In one of the most reverberant moments in the book—as well as the strangest and most typical—the child Banks asks a friend of his parents, “Uncle Philip, I was just wondering. How do you suppose one might become more English?” The older man, sounding like many people we know today, replies that “mongrels” like Banks, growing up in the midst of many cultures, may be lucky enough to exist outside traditional affiliations, and even may bring an end to war. Then, stopping, he corrects himself. “People need to feel they belong. To a nation, to a race. Otherwise, who knows what might happen? This civilisation of ours, perhaps it’ll just collapse. And everything scatter, as you put it.”

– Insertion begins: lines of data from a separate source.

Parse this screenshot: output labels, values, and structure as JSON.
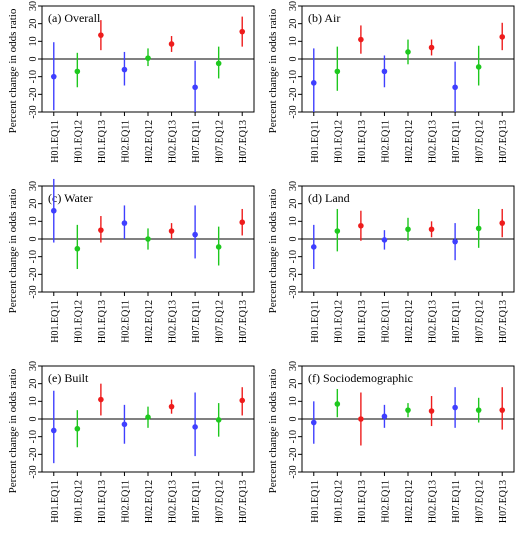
{
  "figure": {
    "ylabel": "Percent change in odds ratio",
    "categories": [
      "H01.EQ11",
      "H01.EQ12",
      "H01.EQ13",
      "H02.EQ11",
      "H02.EQ12",
      "H02.EQ13",
      "H07.EQ11",
      "H07.EQ12",
      "H07.EQ13"
    ],
    "colors": [
      "#3f3fff",
      "#1ec81e",
      "#ee1c1c",
      "#3f3fff",
      "#1ec81e",
      "#ee1c1c",
      "#3f3fff",
      "#1ec81e",
      "#ee1c1c"
    ]
  },
  "chart_data": [
    {
      "type": "scatter",
      "title": "(a) Overall",
      "ylabel": "Percent change in odds ratio",
      "ylim": [
        -30,
        30
      ],
      "yticks": [
        -30,
        -20,
        -10,
        0,
        10,
        20,
        30
      ],
      "categories": [
        "H01.EQ11",
        "H01.EQ12",
        "H01.EQ13",
        "H02.EQ11",
        "H02.EQ12",
        "H02.EQ13",
        "H07.EQ11",
        "H07.EQ12",
        "H07.EQ13"
      ],
      "estimates": [
        -10,
        -7,
        13.5,
        -6,
        0.5,
        8.5,
        -16,
        -2.5,
        15.5
      ],
      "lower": [
        -29,
        -16,
        5,
        -15,
        -4,
        4,
        -30,
        -11,
        7
      ],
      "upper": [
        9.5,
        3.5,
        22,
        4,
        6,
        13,
        -1,
        7,
        24
      ]
    },
    {
      "type": "scatter",
      "title": "(b) Air",
      "ylabel": "Percent change in odds ratio",
      "ylim": [
        -30,
        30
      ],
      "yticks": [
        -30,
        -20,
        -10,
        0,
        10,
        20,
        30
      ],
      "categories": [
        "H01.EQ11",
        "H01.EQ12",
        "H01.EQ13",
        "H02.EQ11",
        "H02.EQ12",
        "H02.EQ13",
        "H07.EQ11",
        "H07.EQ12",
        "H07.EQ13"
      ],
      "estimates": [
        -13.5,
        -7,
        11,
        -7,
        4,
        6.5,
        -16,
        -4.5,
        12.5
      ],
      "lower": [
        -30,
        -18,
        3,
        -16,
        -3,
        2,
        -30,
        -15,
        5
      ],
      "upper": [
        6,
        7,
        19,
        2,
        11,
        11,
        -1.5,
        7.5,
        20.5
      ]
    },
    {
      "type": "scatter",
      "title": "(c) Water",
      "ylabel": "Percent change in odds ratio",
      "ylim": [
        -30,
        30
      ],
      "yticks": [
        -30,
        -20,
        -10,
        0,
        10,
        20,
        30
      ],
      "categories": [
        "H01.EQ11",
        "H01.EQ12",
        "H01.EQ13",
        "H02.EQ11",
        "H02.EQ12",
        "H02.EQ13",
        "H07.EQ11",
        "H07.EQ12",
        "H07.EQ13"
      ],
      "estimates": [
        16,
        -5.5,
        5,
        9,
        0,
        4.5,
        2.5,
        -4.5,
        9.5
      ],
      "lower": [
        -2,
        -17,
        -2,
        0,
        -6,
        0,
        -11,
        -15,
        2
      ],
      "upper": [
        34,
        8,
        13,
        19,
        6,
        9,
        19,
        7,
        17
      ]
    },
    {
      "type": "scatter",
      "title": "(d) Land",
      "ylabel": "Percent change in odds ratio",
      "ylim": [
        -30,
        30
      ],
      "yticks": [
        -30,
        -20,
        -10,
        0,
        10,
        20,
        30
      ],
      "categories": [
        "H01.EQ11",
        "H01.EQ12",
        "H01.EQ13",
        "H02.EQ11",
        "H02.EQ12",
        "H02.EQ13",
        "H07.EQ11",
        "H07.EQ12",
        "H07.EQ13"
      ],
      "estimates": [
        -4.5,
        4.5,
        7.5,
        -0.5,
        5.5,
        5.5,
        -1.5,
        6,
        9
      ],
      "lower": [
        -17,
        -7,
        -1,
        -6,
        -1,
        1,
        -12,
        -5,
        1
      ],
      "upper": [
        8,
        17,
        16,
        5,
        12,
        10,
        9,
        17,
        17
      ]
    },
    {
      "type": "scatter",
      "title": "(e) Built",
      "ylabel": "Percent change in odds ratio",
      "ylim": [
        -30,
        30
      ],
      "yticks": [
        -30,
        -20,
        -10,
        0,
        10,
        20,
        30
      ],
      "categories": [
        "H01.EQ11",
        "H01.EQ12",
        "H01.EQ13",
        "H02.EQ11",
        "H02.EQ12",
        "H02.EQ13",
        "H07.EQ11",
        "H07.EQ12",
        "H07.EQ13"
      ],
      "estimates": [
        -6.5,
        -5.5,
        11,
        -3,
        1,
        7,
        -4.5,
        -0.5,
        10.5
      ],
      "lower": [
        -25,
        -16,
        2,
        -14,
        -5,
        3,
        -21,
        -10,
        2
      ],
      "upper": [
        16,
        5,
        20,
        8,
        7,
        11,
        15,
        9,
        18
      ]
    },
    {
      "type": "scatter",
      "title": "(f) Sociodemographic",
      "ylabel": "Percent change in odds ratio",
      "ylim": [
        -30,
        30
      ],
      "yticks": [
        -30,
        -20,
        -10,
        0,
        10,
        20,
        30
      ],
      "categories": [
        "H01.EQ11",
        "H01.EQ12",
        "H01.EQ13",
        "H02.EQ11",
        "H02.EQ12",
        "H02.EQ13",
        "H07.EQ11",
        "H07.EQ12",
        "H07.EQ13"
      ],
      "estimates": [
        -2,
        8.5,
        0,
        1.5,
        5,
        4.5,
        6.5,
        5,
        5
      ],
      "lower": [
        -14,
        1,
        -15,
        -5,
        1,
        -4,
        -5,
        -2,
        -6
      ],
      "upper": [
        10,
        17,
        15,
        8,
        9,
        13,
        18,
        12,
        18
      ]
    }
  ]
}
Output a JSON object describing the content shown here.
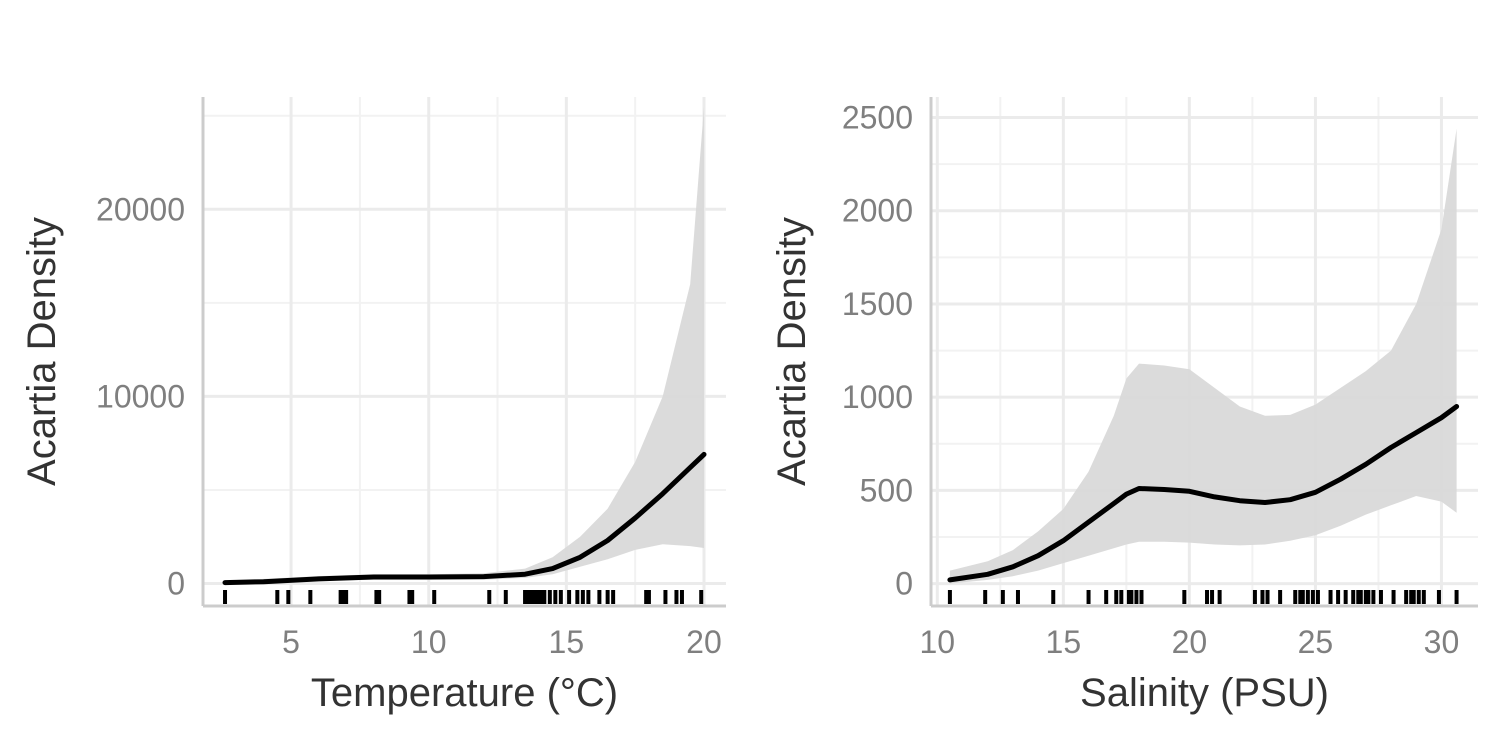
{
  "chart_data": [
    {
      "type": "line",
      "xlabel": "Temperature (°C)",
      "ylabel": "Acartia Density",
      "xlim": [
        1.8,
        20.8
      ],
      "ylim": [
        -1200,
        26000
      ],
      "xticks": [
        5,
        10,
        15,
        20
      ],
      "xtick_labels": [
        "5",
        "10",
        "15",
        "20"
      ],
      "xminor": [
        7.5,
        12.5,
        17.5
      ],
      "yticks": [
        0,
        10000,
        20000
      ],
      "ytick_labels": [
        "0",
        "10000",
        "20000"
      ],
      "yminor": [
        5000,
        15000,
        25000
      ],
      "grid": true,
      "band_color": "#d9d9d9",
      "line_color": "#000000",
      "series": [
        {
          "x": [
            2.6,
            4,
            6,
            8,
            10,
            12,
            13.5,
            14.5,
            15.5,
            16.5,
            17.5,
            18.5,
            19.5,
            20
          ],
          "y": [
            50,
            100,
            250,
            350,
            350,
            370,
            500,
            800,
            1400,
            2300,
            3500,
            4800,
            6200,
            6900
          ],
          "lower": [
            0,
            50,
            150,
            200,
            200,
            200,
            300,
            500,
            900,
            1300,
            1800,
            2100,
            2000,
            1900
          ],
          "upper": [
            100,
            250,
            400,
            500,
            500,
            550,
            800,
            1400,
            2500,
            4000,
            6500,
            10000,
            16000,
            25500
          ]
        }
      ],
      "rug": [
        2.6,
        4.5,
        4.9,
        5.7,
        6.8,
        6.9,
        7.0,
        8.1,
        8.2,
        9.3,
        9.4,
        10.2,
        12.2,
        12.8,
        13.5,
        13.6,
        13.7,
        13.8,
        13.9,
        14.0,
        14.1,
        14.2,
        14.4,
        14.6,
        14.8,
        15.1,
        15.4,
        15.6,
        15.8,
        16.2,
        16.5,
        16.7,
        17.9,
        18.0,
        18.6,
        19.0,
        19.2,
        19.9
      ]
    },
    {
      "type": "line",
      "xlabel": "Salinity (PSU)",
      "ylabel": "Acartia Density",
      "xlim": [
        9.75,
        31.45
      ],
      "ylim": [
        -120,
        2610
      ],
      "xticks": [
        10,
        15,
        20,
        25,
        30
      ],
      "xtick_labels": [
        "10",
        "15",
        "20",
        "25",
        "30"
      ],
      "xminor": [
        12.5,
        17.5,
        22.5,
        27.5
      ],
      "yticks": [
        0,
        500,
        1000,
        1500,
        2000,
        2500
      ],
      "ytick_labels": [
        "0",
        "500",
        "1000",
        "1500",
        "2000",
        "2500"
      ],
      "yminor": [
        250,
        750,
        1250,
        1750,
        2250
      ],
      "grid": true,
      "band_color": "#d9d9d9",
      "line_color": "#000000",
      "series": [
        {
          "x": [
            10.5,
            12,
            13,
            14,
            15,
            16,
            17,
            17.5,
            18,
            19,
            20,
            21,
            22,
            23,
            24,
            25,
            26,
            27,
            28,
            29,
            30,
            30.6
          ],
          "y": [
            20,
            50,
            90,
            150,
            230,
            330,
            430,
            480,
            510,
            505,
            495,
            465,
            445,
            435,
            450,
            490,
            560,
            640,
            730,
            810,
            890,
            950
          ],
          "lower": [
            0,
            20,
            40,
            70,
            110,
            150,
            190,
            210,
            225,
            225,
            220,
            210,
            205,
            210,
            230,
            260,
            310,
            370,
            420,
            470,
            440,
            380
          ],
          "upper": [
            70,
            120,
            180,
            280,
            400,
            600,
            900,
            1100,
            1180,
            1170,
            1150,
            1050,
            950,
            900,
            905,
            960,
            1050,
            1140,
            1250,
            1500,
            1900,
            2440
          ]
        }
      ],
      "rug": [
        10.5,
        11.9,
        12.6,
        13.2,
        14.6,
        16.0,
        16.7,
        17.1,
        17.3,
        17.6,
        17.7,
        17.9,
        18.1,
        19.8,
        20.7,
        20.9,
        21.2,
        22.6,
        22.9,
        23.1,
        23.6,
        24.2,
        24.4,
        24.5,
        24.7,
        24.9,
        25.1,
        25.6,
        25.9,
        26.2,
        26.5,
        26.7,
        26.8,
        27.0,
        27.1,
        27.3,
        27.6,
        28.1,
        28.6,
        28.8,
        28.9,
        29.1,
        29.3,
        29.9,
        30.6
      ]
    }
  ]
}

When We Were Orphans traces the collapse of a civilization and the scattering of just about everything, and shows how the very wish to belong is complicit in that unraveling (as it describes how the only home Banks knows turns into a maze of refugees). And in its sadness, as in its willingness to stretch and experiment with realism, it reminds us that Ishiguro is at heart as much a European as an English writer.1 In many respects, in fact, the novelist he most resembles is that other disciple of Kafka’s, living in England for thirty years without ever becoming English, W.G. Sebald. Except for The Unconsoled (the perfect title for all of Sebald’s work), Ishiguro’s writing has always been concerned with how war affects those not directly involved in it—the theme that Sebald has made his obsession—and how we try to get around all the things that we do not want to say (or know). It is a curious coincidence, perhaps, that both of them have been conducting their inquiries into the end of Empire in an England where anti-Japanese and anti-German sentiment still run high almost sixty years after the last war.

When Banks finally enters his family’s house in Shanghai, he finds it made over by its new Chinese owners. When Sebald, in Vertigo,2 returns to his hometown in Germany, he can revisit his family’s old living room only by checking into a local inn. For both these writers, it seems, foreignness in the modern floating world begins at home.